而就在他又一次吐出一个亵渎的词语时,他的双脚落在了地面上,无数双细小的脚悉悉索索的爬行声与同样数量的透明翅膀与甲壳拍击的声音让城寨的首领不悦地皱起眉头,这个便捷的通道位于高塔的中心,在盘旋的阶梯中间,很多人在阶梯上来来去去,但谁也没发现那根平平无奇的柱子中另有机关,它一直通到高塔的最底层,在阴湿与冰冷的监牢之中,法师念诵了一个法术,用他携带下来的魔杖敲击着拼接紧密的石块,石块就像是有生命的生物那样不安地蠕动着,相互挤压,留出一个可以容纳法师出去的缝隙。

法师侧耳听了听,他能够听到从上方传来的悲惨的呼喊声,想来这是他的部下正在遵从他的命令杀死那些俘虏,他的唇边溢出一个森然的微笑,举步向前,这里是地牢的第三层,他挥动手指,让除了他的魔法之外唯一能够通向外界的通道也就是一个简陋的石头窟窿,它位于上一层的底层和这一层的天顶,士兵们通过一根绳子上下其间、

最重要的货物就被关押在这里,一个从整洁与宽阔上来说远超过上方几个“房间”的所在,但它的舒适性只是为了保证“货物”在被售出之前不至于因为疾病与折磨而奄奄一息甚至死掉两者的价格可是有着天壤之别,就像是南方诸国的大公与国王的厨房总管只允许活的七腮鳗送进他们高贵的厨房,死的只能拿去喂猪一样,没能在祭台上被剖出一颗健康有力的新鲜内脏的祭品也不是好祭品法师因为自己的想法而微笑了起来,他检查了自己的次元袋,里面有着几张他从死灵法师那里弄来的,专用于器官保鲜的卷轴,他开始估算起究竟是****值钱一些还是子//宫难得一点。

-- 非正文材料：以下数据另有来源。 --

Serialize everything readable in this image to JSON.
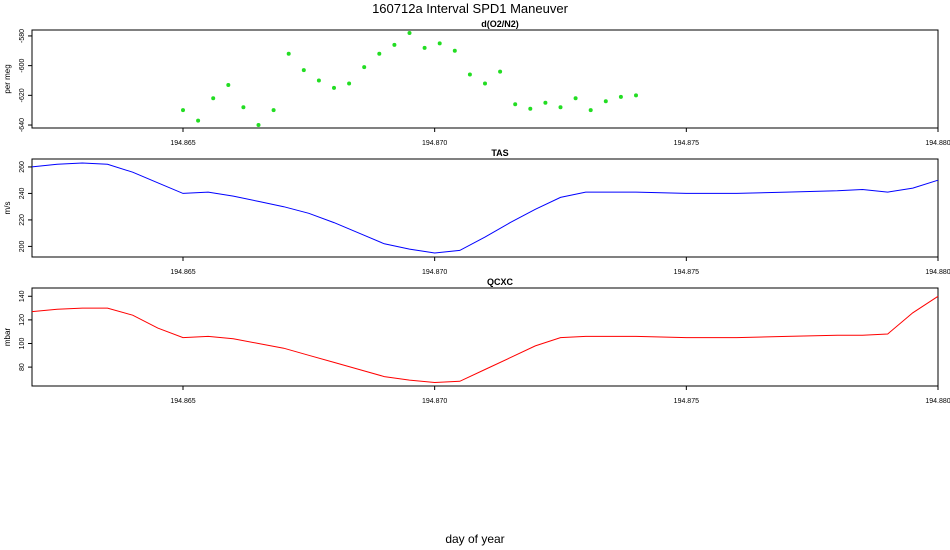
{
  "figure": {
    "title": "160712a   Interval SPD1 Maneuver",
    "xlabel": "day of year"
  },
  "chart_data": [
    {
      "type": "scatter",
      "title": "d(O2/N2)",
      "ylabel": "per meg",
      "xlim": [
        194.862,
        194.88
      ],
      "ylim": [
        -642,
        -576
      ],
      "xticks": [
        194.865,
        194.87,
        194.875,
        194.88
      ],
      "yticks": [
        -640,
        -620,
        -600,
        -580
      ],
      "color": "#22dd22",
      "x": [
        194.865,
        194.8653,
        194.8656,
        194.8659,
        194.8662,
        194.8665,
        194.8668,
        194.8671,
        194.8674,
        194.8677,
        194.868,
        194.8683,
        194.8686,
        194.8689,
        194.8692,
        194.8695,
        194.8698,
        194.8701,
        194.8704,
        194.8707,
        194.871,
        194.8713,
        194.8716,
        194.8719,
        194.8722,
        194.8725,
        194.8728,
        194.8731,
        194.8734,
        194.8737,
        194.874
      ],
      "y": [
        -630,
        -637,
        -622,
        -613,
        -628,
        -640,
        -630,
        -592,
        -603,
        -610,
        -615,
        -612,
        -601,
        -592,
        -586,
        -578,
        -588,
        -585,
        -590,
        -606,
        -612,
        -604,
        -626,
        -629,
        -625,
        -628,
        -622,
        -630,
        -624,
        -621,
        -620
      ]
    },
    {
      "type": "line",
      "title": "TAS",
      "ylabel": "m/s",
      "xlim": [
        194.862,
        194.88
      ],
      "ylim": [
        192,
        266
      ],
      "xticks": [
        194.865,
        194.87,
        194.875,
        194.88
      ],
      "yticks": [
        200,
        220,
        240,
        260
      ],
      "color": "#0000ff",
      "x": [
        194.862,
        194.8625,
        194.863,
        194.8635,
        194.864,
        194.8645,
        194.865,
        194.8655,
        194.866,
        194.8665,
        194.867,
        194.8675,
        194.868,
        194.8685,
        194.869,
        194.8695,
        194.87,
        194.8705,
        194.871,
        194.8715,
        194.872,
        194.8725,
        194.873,
        194.874,
        194.875,
        194.876,
        194.877,
        194.878,
        194.8785,
        194.879,
        194.8795,
        194.88
      ],
      "y": [
        260,
        262,
        263,
        262,
        256,
        248,
        240,
        241,
        238,
        234,
        230,
        225,
        218,
        210,
        202,
        198,
        195,
        197,
        207,
        218,
        228,
        237,
        241,
        241,
        240,
        240,
        241,
        242,
        243,
        241,
        244,
        250
      ]
    },
    {
      "type": "line",
      "title": "QCXC",
      "ylabel": "mbar",
      "xlim": [
        194.862,
        194.88
      ],
      "ylim": [
        64,
        147
      ],
      "xticks": [
        194.865,
        194.87,
        194.875,
        194.88
      ],
      "yticks": [
        80,
        100,
        120,
        140
      ],
      "color": "#ff0000",
      "x": [
        194.862,
        194.8625,
        194.863,
        194.8635,
        194.864,
        194.8645,
        194.865,
        194.8655,
        194.866,
        194.8665,
        194.867,
        194.8675,
        194.868,
        194.8685,
        194.869,
        194.8695,
        194.87,
        194.8705,
        194.871,
        194.8715,
        194.872,
        194.8725,
        194.873,
        194.874,
        194.875,
        194.876,
        194.877,
        194.878,
        194.8785,
        194.879,
        194.8795,
        194.88
      ],
      "y": [
        127,
        129,
        130,
        130,
        124,
        113,
        105,
        106,
        104,
        100,
        96,
        90,
        84,
        78,
        72,
        69,
        67,
        68,
        78,
        88,
        98,
        105,
        106,
        106,
        105,
        105,
        106,
        107,
        107,
        108,
        126,
        140
      ]
    }
  ]
}
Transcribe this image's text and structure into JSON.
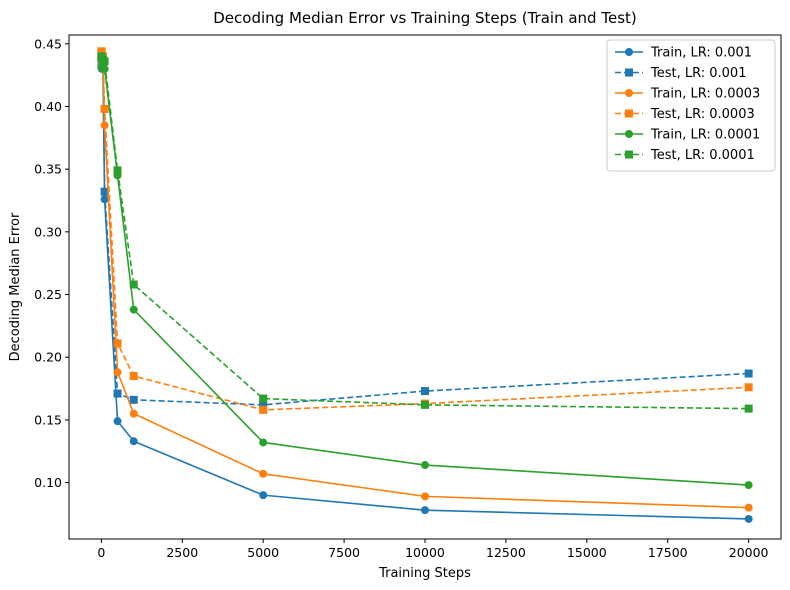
{
  "chart_data": {
    "type": "line",
    "title": "Decoding Median Error vs Training Steps (Train and Test)",
    "xlabel": "Training Steps",
    "ylabel": "Decoding Median Error",
    "xlim": [
      -1000,
      21000
    ],
    "ylim": [
      0.055,
      0.457
    ],
    "xticks": [
      0,
      2500,
      5000,
      7500,
      10000,
      12500,
      15000,
      17500,
      20000
    ],
    "yticks": [
      0.1,
      0.15,
      0.2,
      0.25,
      0.3,
      0.35,
      0.4,
      0.45
    ],
    "xtick_labels": [
      "0",
      "2500",
      "5000",
      "7500",
      "10000",
      "12500",
      "15000",
      "17500",
      "20000"
    ],
    "ytick_labels": [
      "0.10",
      "0.15",
      "0.20",
      "0.25",
      "0.30",
      "0.35",
      "0.40",
      "0.45"
    ],
    "grid": false,
    "legend_position": "top-right",
    "x": [
      0,
      10,
      50,
      100,
      500,
      1000,
      5000,
      10000,
      20000
    ],
    "series": [
      {
        "name": "Train, LR: 0.001",
        "color": "#1f77b4",
        "style": "solid",
        "marker": "circle",
        "values": [
          0.432,
          0.43,
          0.431,
          0.326,
          0.149,
          0.133,
          0.09,
          0.078,
          0.071
        ]
      },
      {
        "name": "Test, LR: 0.001",
        "color": "#1f77b4",
        "style": "dashed",
        "marker": "square",
        "values": [
          0.438,
          0.434,
          0.433,
          0.332,
          0.171,
          0.166,
          0.162,
          0.173,
          0.187
        ]
      },
      {
        "name": "Train, LR: 0.0003",
        "color": "#ff7f0e",
        "style": "solid",
        "marker": "circle",
        "values": [
          0.437,
          0.436,
          0.433,
          0.385,
          0.188,
          0.155,
          0.107,
          0.089,
          0.08
        ]
      },
      {
        "name": "Test, LR: 0.0003",
        "color": "#ff7f0e",
        "style": "dashed",
        "marker": "square",
        "values": [
          0.444,
          0.443,
          0.44,
          0.398,
          0.211,
          0.185,
          0.158,
          0.163,
          0.176
        ]
      },
      {
        "name": "Train, LR: 0.0001",
        "color": "#2ca02c",
        "style": "solid",
        "marker": "circle",
        "values": [
          0.431,
          0.432,
          0.431,
          0.43,
          0.345,
          0.238,
          0.132,
          0.114,
          0.098
        ]
      },
      {
        "name": "Test, LR: 0.0001",
        "color": "#2ca02c",
        "style": "dashed",
        "marker": "square",
        "values": [
          0.44,
          0.438,
          0.437,
          0.436,
          0.349,
          0.258,
          0.167,
          0.162,
          0.159
        ]
      }
    ]
  }
}
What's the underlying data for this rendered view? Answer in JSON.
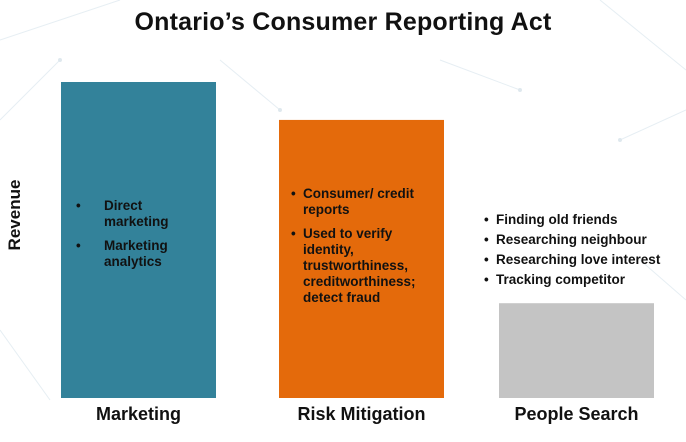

有那么一瞬间,城寨的首领有些无谓的担心,会不会他一走进去,才发现那两只“货物”已经被其他人偷走了呢,但他随即露出了更为鲜明的笑容,有对自己的一部分,那两只“货物”完整无缺地维持着他上一次离开过的样子他们的身上几乎没有什么可以被称之为“衣物”的东西,只有些许聊胜于无的遮掩,法师知道这是看守们的把戏,他们没有资格触碰这些珍贵的“货物”,但戏耍与嘲弄他们一下还是可以的大约手指粗细的精钢链条从“货物”的桡骨与尺骨中穿过,把他们吊了起来,而他们之一的大拇指被斩掉了,这也是没有办法的事情,那位男性是一个武技高超的战士,又是一个技法娴熟的法师,如果不是他身边有着一个幼崽,也许他就真的能够从他们的围捕中逃脱了。

法师出现的时候,那位男性俘虏抬起头来,他面色惨白,黑发凌乱,双脚上还带着镣铐,镣铐上连着一只铁球,沉重到就算是三只恐爪龙也未必能够移动,他已经有四个,或者五个昼夜没有吃到过食物,也没有喝过水了,他的嘴唇都皲裂了,露出鲜嫩的血口。如果是个人类,那么可能早就昏迷,或者死掉了,但他看上去还不错,最起码的,他还能观察周围的情况,做着估算,并没有放弃逃离这里的奢望。

城寨首领几乎就要无法控制地说些什么了,他必须承认这种生物果真要比巨龙更讨厌那种顽强的生命力,固执的秉性,纯洁的心灵,难道不是让人一看就想要毁灭他们吗?但他最后还是将那些多余的词语吞回到了喉咙了,他犹豫了一下,站在那个较为幼小的俘虏前面,果然,那位年长者立刻有了反应,法师听到了嘶哑而又混乱的声音,带着哀求与绝望,但这正是他想要看到和听到的,他没有一刻停顿地念诵起咒语。而那位同样是施法者的俘虏,一下子就听出了这是一个什么咒语,他在狂怒中挣扎,铁链玎作响,鲜血从他的手臂上流淌到他的腿上,然后从他垂着的双脚滴到地面上。

而看到了这一切,也明白自己将要遭遇到什么的孩子突然高声叫了起来,他们的语言是法师尚未完全掌握的,但他勉强可以听出对方正在呼喊着要求那位年长者不要再次因为自己而丧失逃离的机会至于她是怎么喊叫出来的,法师不无可惜地看到她露出的舌尖一片嫣红,就连牙齿也是如此,她应该是用自己的鲜血滋润了干裂的咽喉。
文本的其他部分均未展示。